The Transient Analysis Program (TAP) was used to develop criteria for estimating the worst-case potential for surges in CSO tunnels. Sets of TAP model runs were made for multiple tunnel diameters, typical design slopes and a range of filling rates. The surge heights were calculated, tabulated, and plotted so relationships between the tunnel diameter, tunnel slope, filling rate and maximum surge height were observed. These results can be used as a screening tool for deciding whether surge control measures need to be evaluated in detail for proposed CSO tunnel projects.
Tunnels are being proposed in numerous cities with combined sewers as a Combined Sewer Overflow (CSO) control measure. These proposed tunnels would capture and store CSO for later dewatering to a wastewater treatment plant (WWTP). The tunnel also may provide relief to the interceptor system and transport the captured CSO to a downstream interceptor, pumping station or WWTP.
Significant surges can develop in CSO tunnel systems under rapid filling conditions.
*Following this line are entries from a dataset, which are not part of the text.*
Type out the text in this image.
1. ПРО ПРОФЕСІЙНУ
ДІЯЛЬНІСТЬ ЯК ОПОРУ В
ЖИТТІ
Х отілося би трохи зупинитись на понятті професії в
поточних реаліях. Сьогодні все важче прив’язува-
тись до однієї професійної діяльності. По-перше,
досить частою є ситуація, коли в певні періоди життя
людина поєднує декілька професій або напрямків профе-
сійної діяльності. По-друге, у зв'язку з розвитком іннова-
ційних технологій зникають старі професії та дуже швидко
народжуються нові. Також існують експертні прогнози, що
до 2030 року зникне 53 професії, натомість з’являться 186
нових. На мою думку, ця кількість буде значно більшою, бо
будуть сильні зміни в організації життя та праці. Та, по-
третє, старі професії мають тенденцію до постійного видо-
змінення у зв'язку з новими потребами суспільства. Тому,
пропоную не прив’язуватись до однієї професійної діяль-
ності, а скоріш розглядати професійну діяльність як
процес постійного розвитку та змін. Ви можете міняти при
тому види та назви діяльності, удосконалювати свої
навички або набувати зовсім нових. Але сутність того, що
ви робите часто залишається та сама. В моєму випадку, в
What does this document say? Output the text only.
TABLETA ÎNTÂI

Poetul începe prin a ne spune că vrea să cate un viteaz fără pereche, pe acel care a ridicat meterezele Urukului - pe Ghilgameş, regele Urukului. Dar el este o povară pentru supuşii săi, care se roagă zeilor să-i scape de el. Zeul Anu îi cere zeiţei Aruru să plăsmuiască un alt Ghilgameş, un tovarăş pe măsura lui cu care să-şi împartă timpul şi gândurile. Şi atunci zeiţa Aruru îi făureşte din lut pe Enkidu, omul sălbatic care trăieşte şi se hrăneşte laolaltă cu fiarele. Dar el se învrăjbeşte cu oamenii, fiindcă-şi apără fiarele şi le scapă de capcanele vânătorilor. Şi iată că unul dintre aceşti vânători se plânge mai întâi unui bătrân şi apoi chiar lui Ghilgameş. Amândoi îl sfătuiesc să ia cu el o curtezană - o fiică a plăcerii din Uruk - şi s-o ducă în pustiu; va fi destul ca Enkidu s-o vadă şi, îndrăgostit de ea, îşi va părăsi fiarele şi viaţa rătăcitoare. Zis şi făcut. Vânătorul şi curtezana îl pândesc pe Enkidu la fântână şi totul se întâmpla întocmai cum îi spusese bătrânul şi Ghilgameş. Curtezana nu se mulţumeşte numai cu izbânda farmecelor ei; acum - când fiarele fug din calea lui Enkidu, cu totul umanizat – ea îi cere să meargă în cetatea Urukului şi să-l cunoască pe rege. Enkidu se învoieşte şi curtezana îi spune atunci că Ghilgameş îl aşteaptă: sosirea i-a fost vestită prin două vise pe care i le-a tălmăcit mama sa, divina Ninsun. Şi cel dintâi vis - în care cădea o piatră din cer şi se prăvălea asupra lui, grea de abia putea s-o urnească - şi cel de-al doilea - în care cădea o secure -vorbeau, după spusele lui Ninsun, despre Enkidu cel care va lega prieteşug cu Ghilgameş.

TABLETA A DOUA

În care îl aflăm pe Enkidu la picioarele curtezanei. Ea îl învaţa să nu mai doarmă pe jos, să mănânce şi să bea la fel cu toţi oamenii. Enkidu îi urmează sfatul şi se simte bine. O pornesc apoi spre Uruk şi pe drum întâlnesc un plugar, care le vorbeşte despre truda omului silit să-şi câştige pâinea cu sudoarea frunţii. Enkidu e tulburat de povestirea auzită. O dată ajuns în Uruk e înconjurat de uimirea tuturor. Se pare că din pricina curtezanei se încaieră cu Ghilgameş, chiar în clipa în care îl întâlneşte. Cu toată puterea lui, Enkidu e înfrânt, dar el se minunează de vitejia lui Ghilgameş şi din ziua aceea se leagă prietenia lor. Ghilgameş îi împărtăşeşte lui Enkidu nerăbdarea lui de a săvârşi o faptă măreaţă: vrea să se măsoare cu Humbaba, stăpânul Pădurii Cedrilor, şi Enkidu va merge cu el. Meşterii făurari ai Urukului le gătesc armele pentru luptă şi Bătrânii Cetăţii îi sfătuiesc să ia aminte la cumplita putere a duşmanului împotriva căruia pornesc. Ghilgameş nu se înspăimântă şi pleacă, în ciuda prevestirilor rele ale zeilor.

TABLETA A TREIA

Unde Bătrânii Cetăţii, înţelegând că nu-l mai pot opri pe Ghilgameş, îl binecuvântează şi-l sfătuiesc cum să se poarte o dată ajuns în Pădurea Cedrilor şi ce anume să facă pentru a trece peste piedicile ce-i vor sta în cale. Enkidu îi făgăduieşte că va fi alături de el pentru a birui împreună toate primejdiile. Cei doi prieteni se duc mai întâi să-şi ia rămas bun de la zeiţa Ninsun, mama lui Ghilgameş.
Surges can rise to unacceptably high levels (including grade), cause basement flooding, cause damage to structures and spill CSO to the environment.
Surge control measures that are commonly considered include orifices that limit the peak filling rate and inlet gates that close once the tunnel reaches a target percent full level. Also, surge relief from the tunnel may occur through existing outfalls or new tunnel outfalls or into surge tanks.
There is no established guidance as to the filling rate that is required to create significant surges in a CSO tunnel. When a CSO tunnel is filled slowly, the surge waves created are not significant. The worst-case surges occur when the tunnel is partly full and rapid filling occurs and creates a pipe filling bore that moves in an upslope direction. When this kind of pipe filing bore reaches the upstream end shaft, a rapid rise in sewer level occurs in the shaft and a mixture of air and sewage will be expelled. The surge is reflected back downstream as a closed conduit transient and these reflected waves also may be problematic.
Worst-case surge potential is related to 1) tunnel diameter; 2) tunnel slope and 3) the maximum filling rate expected. If the maximum filling rate expected is small relative to the tunnel diameter, the potential for creating strong surges is shown to be not significant and detailed surge analyses may not be needed.